Question

A bus starting from rest moves with a uniform acceleration of 0.2 ms- ^2 for 120 s.Find the speed acquired by the bus.​

Answer 1

GIVEN:-

• $\rm{Initial\:Velocity = 0m/s^{-1}}$

• $\rm{Acceleration = 0.2m/s^{-2}}$

• $\rm{Time\:Taken = 120s.}$

TO FIND:-

• The speed acquired by bus i.e Final Velocity.

FORMULAE USED:-

• ${\huge{\boxed{\rm{v = u + at}}}}$

Where,

v = Final Velocity

u = Initial Velocity

a = Acceleration

t = Time.

Now,

$\implies\rm{V = u + at}$

$\implies\rm{V = 0 + 0.2\times{120}}$

$\implies\rm{V = 24m/s^{-1}}$

Hence, The Speed acquired by bus is 24m/s¹.

Kinematics Equation.

• ${\huge{\boxed{\rm{v^2 - u^2 = 2as}}}}$

• ${\large{\boxed{\rm{s = ut + \dfrac{1}{2}\times{a}\times{(t)^2}}}}}$>

Answer 2

Explanation:

Given; acceleration is 0.2 m/s², time is 120 sec and initial velocity is 0 m/s (as the bus starts from rest).

To find: final velocity (speed) of the bus.

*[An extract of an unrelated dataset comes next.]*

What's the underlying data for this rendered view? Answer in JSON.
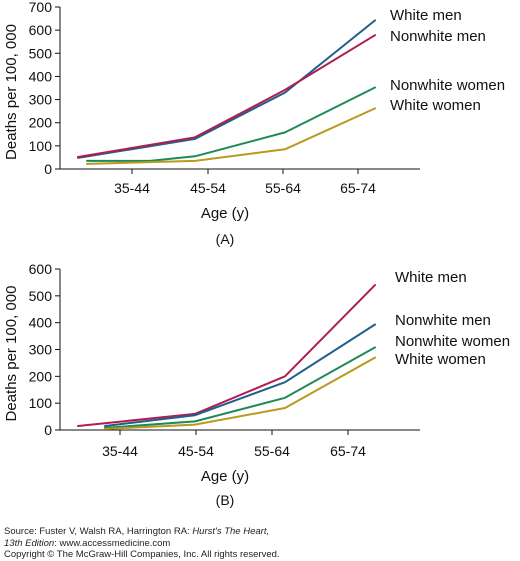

First equation of motion, v= u + at

Second equation of motion, s = ut + 1/2 at²

Third equation of motion, v² - u² = 2as

As we have value of u, a and t. So,

Using the first equation of motion,

v = u + at

Substitute the values,

→ v = 0 + 0.2(120)

→ v = 0 + 24.0

→ v = 24

Hence, the final velocity of the bus is 24 m/s.